Yaşlı nüfusun en az olduğu iller ise 10 bin 365 ile Bayburt, 11 bin 564 ile Hakkari ve 12 bin 341 ile Kilis olarak kayıtlara geçti.
İstanbul’un yaşlı nüfusu, diğer illerin toplam nüfusları ile karşılaştırıldığında birçok ili geride bıraktı. İstanbul’un yaşlı nüfusu, aralarında Denizli, Sakarya, Muğla, Eskişehir, Malatya, Tekirdağ ve Aydın’ın da bulunduğu 65 ilin genel nüfusunu geride bıraktığı görüldü.
Türkiye’nin ortanca yaşı da yükseliyor
Nüfusun yaş yapısının yorumlanmasında kullanılan önemli göstergelerden biri olan ve yenidoğan bebekten en yaşlıya kadar nüfusu oluşturan kişilerin yaşları küçükten büyüğe doğru sıralandığında ortada kalan kişinin yaşını gösteren “ortanca yaş” 2013’te 30,4 iken, geçen yıl 34’e yükseldi.
Sinop’un 42,8 ile en yüksek ortanca yaş değerine sahip il olduğu görüldü. Bu ili, 42,4 ile Giresun ve Kastamonu izledi. 21,2 ile Şanlıurfa en düşük ortanca yaşa sahip il olurken, ortanca yaşın Şırnak’ta 22,7, Ağrı’da 24 olduğu belirlendi.
Bağımlı yaşlı nüfus arttı
Çalışma çağındaki birey başına düşen çocuk ve yaşlı birey sayısını gösteren toplam yaş bağımlılık oranı, 2022 yılında yüzde 46,8 iken 2023 yılında yüzde 46,3’e düştü.

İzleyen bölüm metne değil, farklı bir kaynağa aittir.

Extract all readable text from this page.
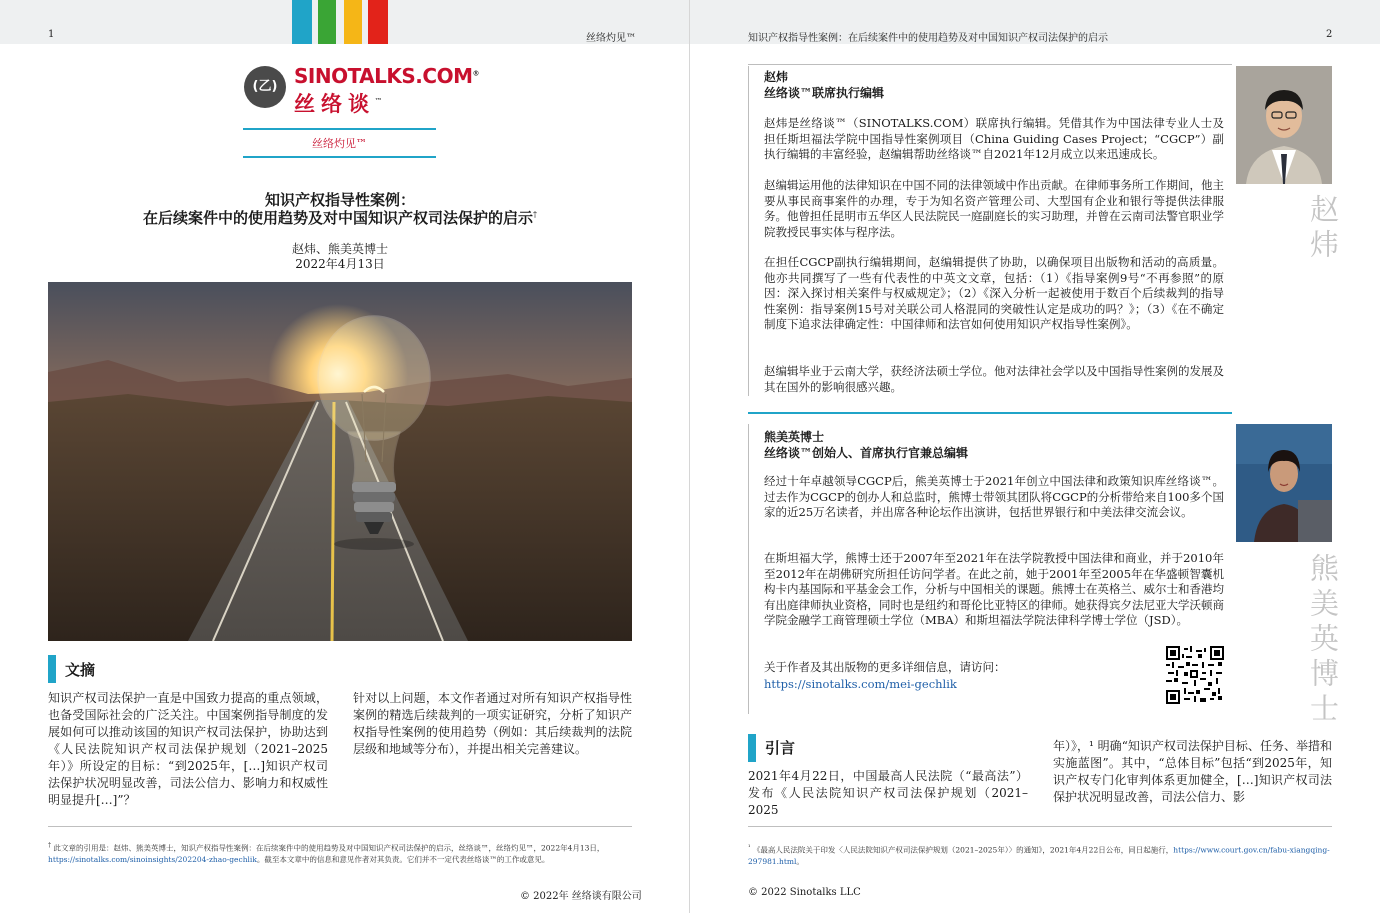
1	丝络灼见™	知识产权指导性案例：在后续案件中的使用趋势及对中国知识产权司法保护的启示	2
(乙) SINOTALKS.COM®
丝络谈™
丝络灼见™
知识产权指导性案例：
在后续案件中的使用趋势及对中国知识产权司法保护的启示†
赵炜、熊美英博士
2022年4月13日
文摘
知识产权司法保护一直是中国致力提高的重点领域，也备受国际社会的广泛关注。中国案例指导制度的发展如何可以推动该国的知识产权司法保护，协助达到《人民法院知识产权司法保护规划（2021–2025年）》所设定的目标：“到2025年，[…]知识产权司法保护状况明显改善，司法公信力、影响力和权威性明显提升[…]”？
针对以上问题，本文作者通过对所有知识产权指导性案例的精选后续裁判的一项实证研究，分析了知识产权指导性案例的使用趋势（例如：其后续裁判的法院层级和地域等分布），并提出相关完善建议。
† 此文章的引用是：赵炜、熊美英博士，知识产权指导性案例：在后续案件中的使用趋势及对中国知识产权司法保护的启示，丝络谈™，丝络灼见™，2022年4月13日，https://sinotalks.com/sinoinsights/202204-zhao-gechlik。截至本文章中的信息和意见作者对其负责。它们并不一定代表丝络谈™的工作或意见。
© 2022年 丝络谈有限公司
赵炜
丝络谈™联席执行编辑
赵炜是丝络谈™（SINOTALKS.COM）联席执行编辑。凭借其作为中国法律专业人士及担任斯坦福法学院中国指导性案例项目（China Guiding Cases Project；“CGCP”）副执行编辑的丰富经验，赵编辑帮助丝络谈™自2021年12月成立以来迅速成长。
赵编辑运用他的法律知识在中国不同的法律领域中作出贡献。在律师事务所工作期间，他主要从事民商事案件的办理，专于为知名资产管理公司、大型国有企业和银行等提供法律服务。他曾担任昆明市五华区人民法院民一庭副庭长的实习助理，并曾在云南司法警官职业学院教授民事实体与程序法。
在担任CGCP副执行编辑期间，赵编辑提供了协助，以确保项目出版物和活动的高质量。他亦共同撰写了一些有代表性的中英文文章，包括：（1）《指导案例9号“不再参照”的原因：深入探讨相关案件与权威规定》；（2）《深入分析一起被使用于数百个后续裁判的指导性案例：指导案例15号对关联公司人格混同的突破性认定是成功的吗？》；（3）《在不确定制度下追求法律确定性：中国律师和法官如何使用知识产权指导性案例》。
赵编辑毕业于云南大学，获经济法硕士学位。他对法律社会学以及中国指导性案例的发展及其在国外的影响很感兴趣。
赵炜
熊美英博士
丝络谈™创始人、首席执行官兼总编辑
经过十年卓越领导CGCP后，熊美英博士于2021年创立中国法律和政策知识库丝络谈™。过去作为CGCP的创办人和总监时，熊博士带领其团队将CGCP的分析带给来自100多个国家的近25万名读者，并出席各种论坛作出演讲，包括世界银行和中美法律交流会议。
在斯坦福大学，熊博士还于2007年至2021年在法学院教授中国法律和商业，并于2010年至2012年在胡佛研究所担任访问学者。在此之前，她于2001年至2005年在华盛顿智囊机构卡内基国际和平基金会工作，分析与中国相关的课题。熊博士在英格兰、威尔士和香港均有出庭律师执业资格，同时也是纽约和哥伦比亚特区的律师。她获得宾夕法尼亚大学沃顿商学院金融学工商管理硕士学位（MBA）和斯坦福法学院法律科学博士学位（JSD）。
关于作者及其出版物的更多详细信息，请访问：
https://sinotalks.com/mei-gechlik	熊美英博士
引言
2021年4月22日，中国最高人民法院（“最高法”）发布《人民法院知识产权司法保护规划（2021–2025
年）》，¹ 明确“知识产权司法保护目标、任务、举措和实施蓝图”。其中，“总体目标”包括“到2025年，知识产权专门化审判体系更加健全，[…]知识产权司法保护状况明显改善，司法公信力、影
$^{^1}$ 《最高人民法院关于印发〈人民法院知识产权司法保护规划（2021–2025年）〉的通知》，2021年4月22日公布，同日起施行，https://www.court.gov.cn/fabu-xiangqing-297981.html。
© 2022 Sinotalks LLC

Çalışma çağındaki birey başına düşen çocuk sayısını ifade eden çocuk bağımlılık oranı, yüzde 32,3’ten, yüzde 31,4’e gerilerken, çalışma çağındaki birey başına düşen yaşlı birey sayısını ölçen yaşlı bağımlılık oranı ise yüzde 14,5’ten yüzde 15’e yükseldi.
Diğer bir ifadeyle, Türkiye’de 2023 yılında, çalışma çağındaki her 100 kişi, 31,4 çocuğa ve 15 yaşlıya bakmaktadır.